My leadership of  RAKA has taken me on a sixteen-year journey of business and personal growth, providing Kenyans with a product that has made the company a household name, and among the accolades we have earned are a nomination as a SuperBrand, and qualified through the selection criteria in the “TOP 100 SMEs in Kenya” – an initiative of KPMG. We now produce several varieties of cheese, and we export to Uganda, Tanzania, Rwanda, Ethiopia and Eritrea.

I must pay glowing tribute to the mentors in my life, and first my parents. They played a vital role in my upbringing and in my personal development. They gave me the confidence to believe in myself and the belief that I would succeed in any venture that I put my hands on. Unknowingly they helped me lay the foundation that has made me who I am today.

My other great mentor was my late husband, Rajesh, and I am so grateful to him for teaching me the do’s and don’ts of engaging in business in Kenya, and more for so giving me the confidence that I could succeed. He believed in me and appreciated me as his business partner, and that went a long way in ensuring that what he taught me was also put into practice under his guidance. It was he who prepared me for independence, and he who strengthened my self-esteem. I treasure this legacy of the great gifts he left me with.

Let me now reflect on what I have learned in my journey through life and see what advice I can offer to the current generation, both men and women.

As we progress through our daily lives, we go through daily regular motions. But true change, serious change, valuable change, only comes through accepting serious challenges and through living with diversity. For you to succeed and to be a front runner, you have to step out of your comfort zone and be ready to weather every storm that will come your way. It is only by handling such obstacles and setbacks that you can eventually emerge a winner. Change is inevitable. The questions is, are you willing to adapt to that change? Or are you satisfied with just existing within your comfort zone and putting up with the mediocre?

We occasionally see in the news and on social media how narrow-minded the mentality of men in Kenya – irrespective of colour or creed – is towards women. It is still the standard thinking of too many to believe that a woman is incapable of being a leader, a mentor, a keeper or a provider. Yet look at the role of a woman in a home. If you think of a family as a company, she is so often the Managing Director, The General Manager, the Head of Human Resources and the Mentor.

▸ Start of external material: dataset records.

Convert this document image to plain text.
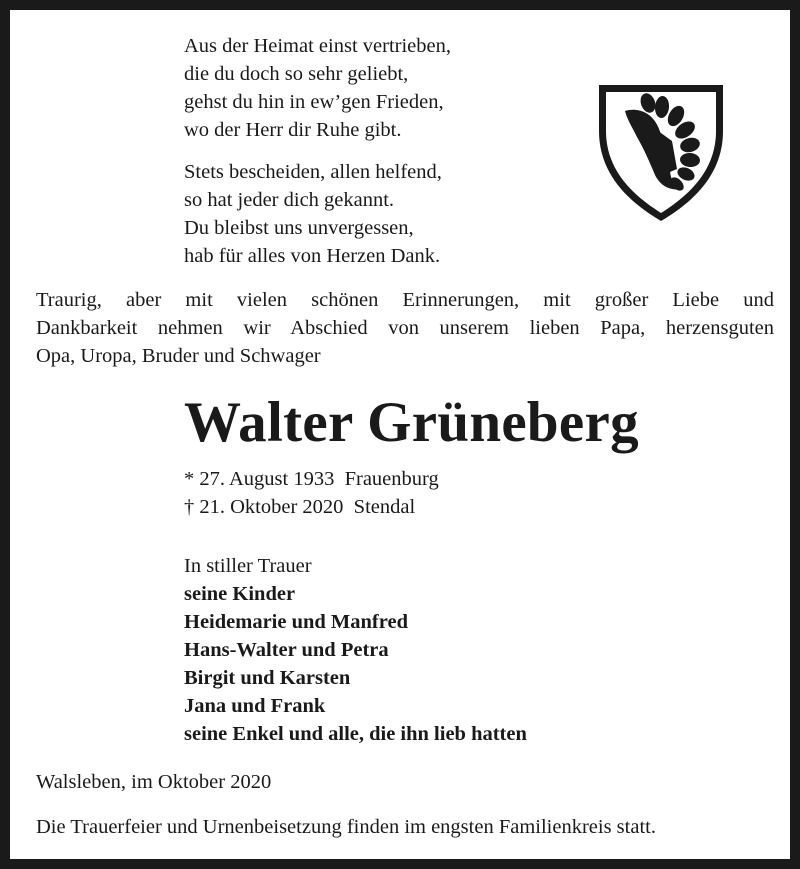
Aus der Heimat einst vertrieben,
die du doch so sehr geliebt,
gehst du hin in ew’gen Frieden,
wo der Herr dir Ruhe gibt.
Stets bescheiden, allen helfend,
so hat jeder dich gekannt.
Du bleibst uns unvergessen,
hab für alles von Herzen Dank.
Traurig, aber mit vielen schönen Erinnerungen, mit großer Liebe und
Dankbarkeit nehmen wir Abschied von unserem lieben Papa, herzensguten
Opa, Uropa, Bruder und Schwager
Walter Grüneberg
* 27. August 1933  Frauenburg
† 21. Oktober 2020  Stendal
In stiller Trauer
seine Kinder
Heidemarie und Manfred
Hans-Walter und Petra
Birgit und Karsten
Jana und Frank
seine Enkel und alle, die ihn lieb hatten
Walsleben, im Oktober 2020
Die Trauerfeier und Urnenbeisetzung finden im engsten Familienkreis statt.
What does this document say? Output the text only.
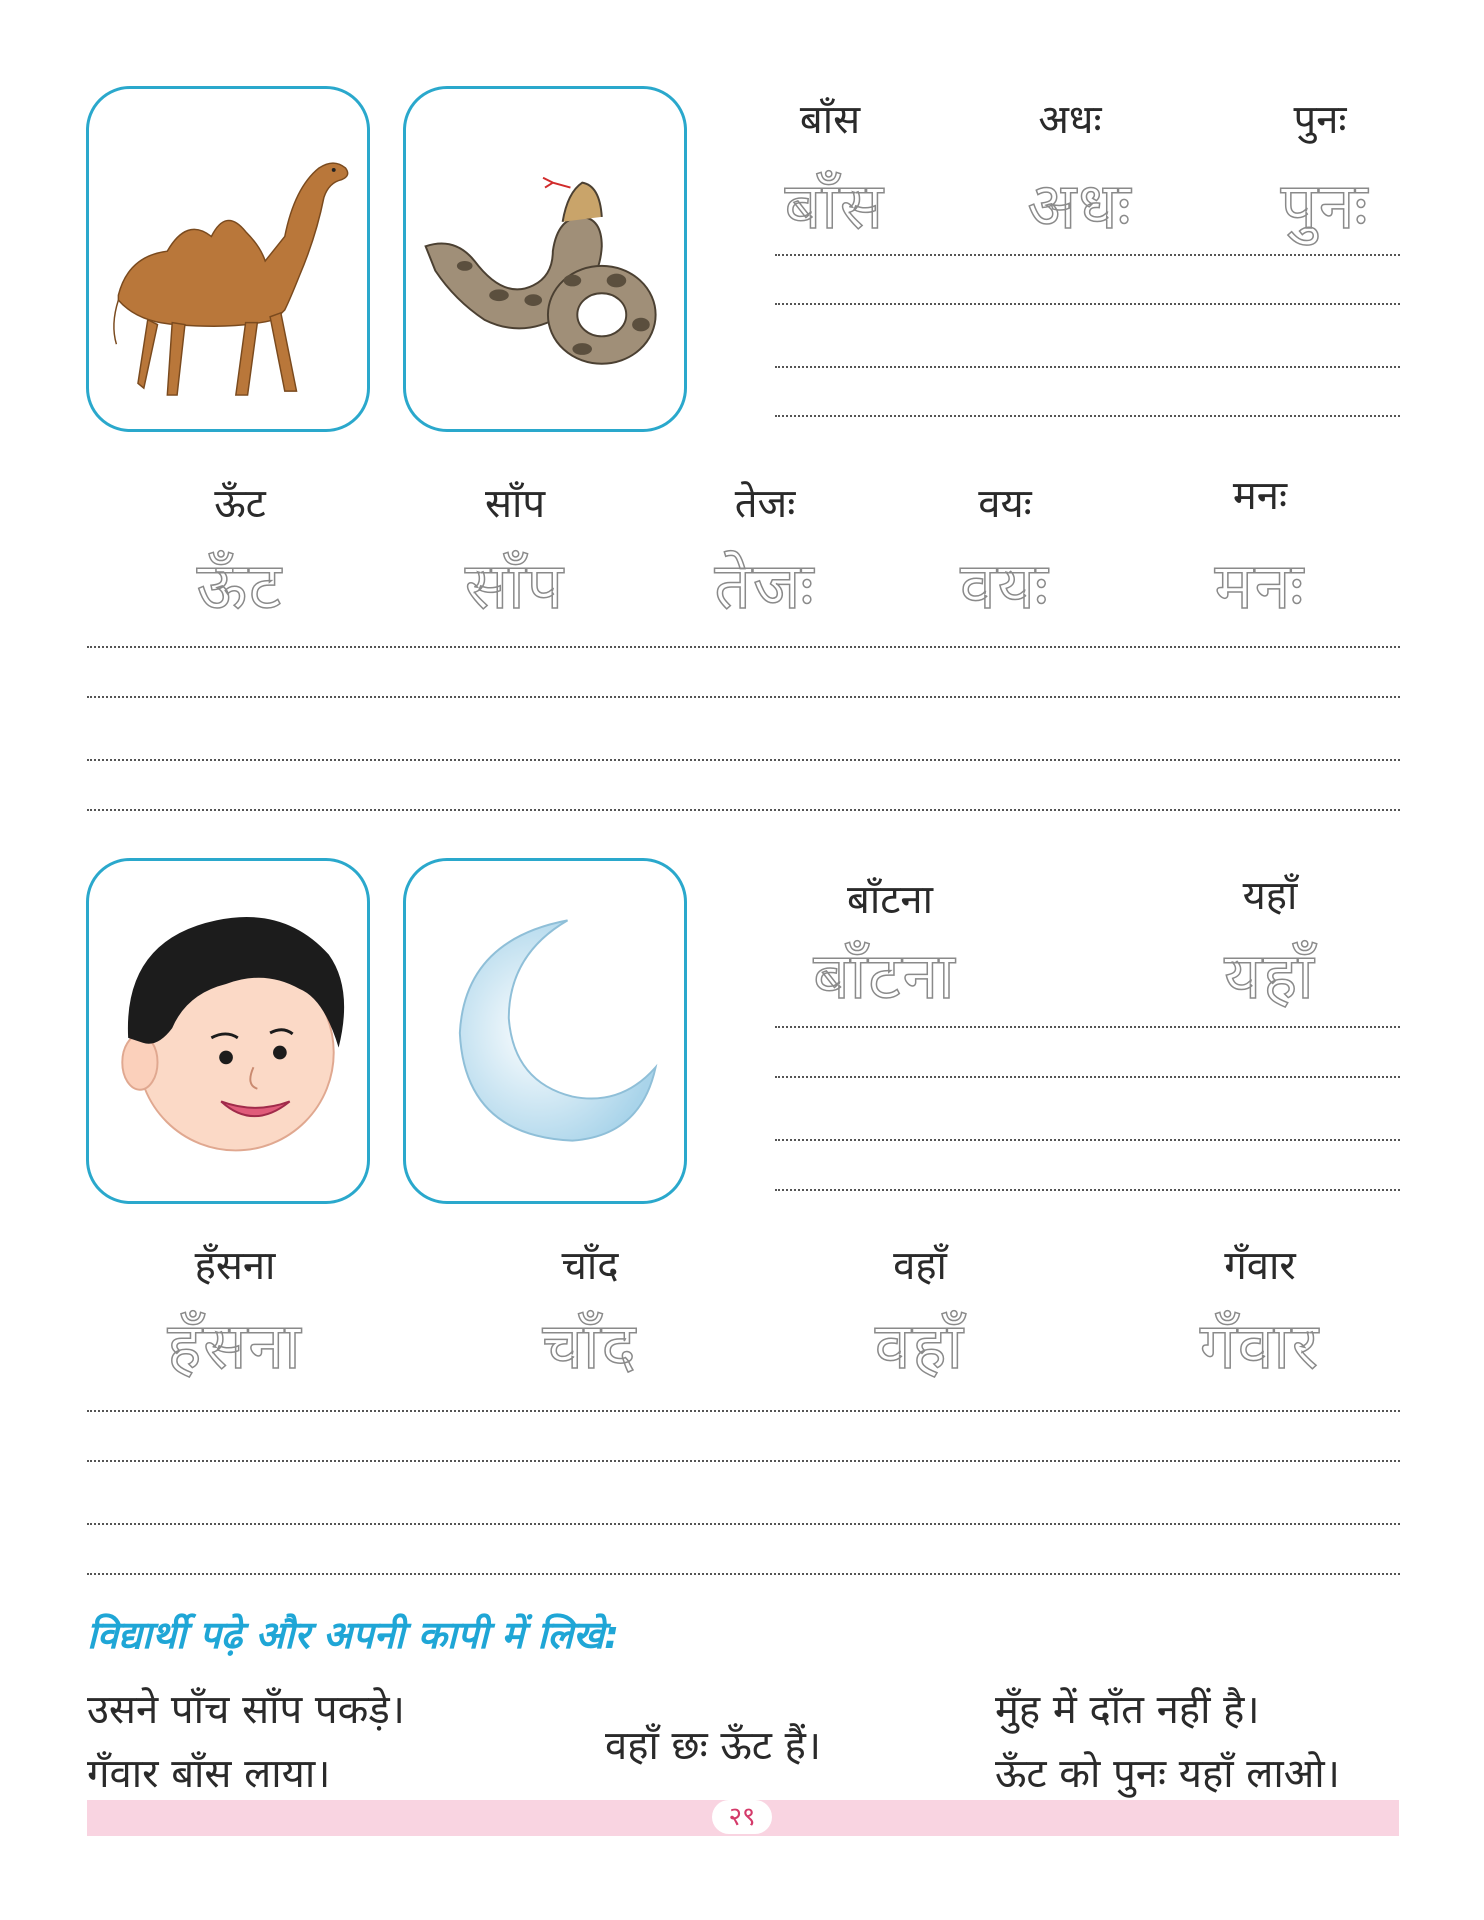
बाँस	अधः	पुनः
बाँस	अधः	पुनः
ऊँट	साँप	तेजः	वयः	मनः
ऊँट	साँप	तेजः	वयः	मनः
बाँटना	यहाँ
बाँटना	यहाँ
हँसना	चाँद	वहाँ	गँवार
हँसना	चाँद	वहाँ	गँवार
विद्यार्थी पढ़े और अपनी कापी में लिखे:
उसने पाँच साँप पकड़े।
गँवार बाँस लाया।
वहाँ छः ऊँट हैं।
मुँह में दाँत नहीं है।
ऊँट को पुनः यहाँ लाओ।
२९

As Managing Director she ensures that the family’s needs are all taken care of and no member has any reason to complain or not feel part of the team. As General Manager she ensures that every member of the family – irrespective of age – carries out their duties. She teaches them the right way, ensures that each is provided for and keeps them all together as a family. And in every family with both parents, it is the mother’s responsibility to ensure that the children (and sometimes the father too!) do the right thing, understand proper manners, learn how to be a responsible citizen and provider and above all, be compassionate and empathetic. In these ways she acts as the Mentor in the family.

And by the way, if you think of the company as a family… the same applies!

So finally, why then can’t a woman be the next president of Kenya, when already she has more qualities and capabilities to run a country than so many of her male counterparts?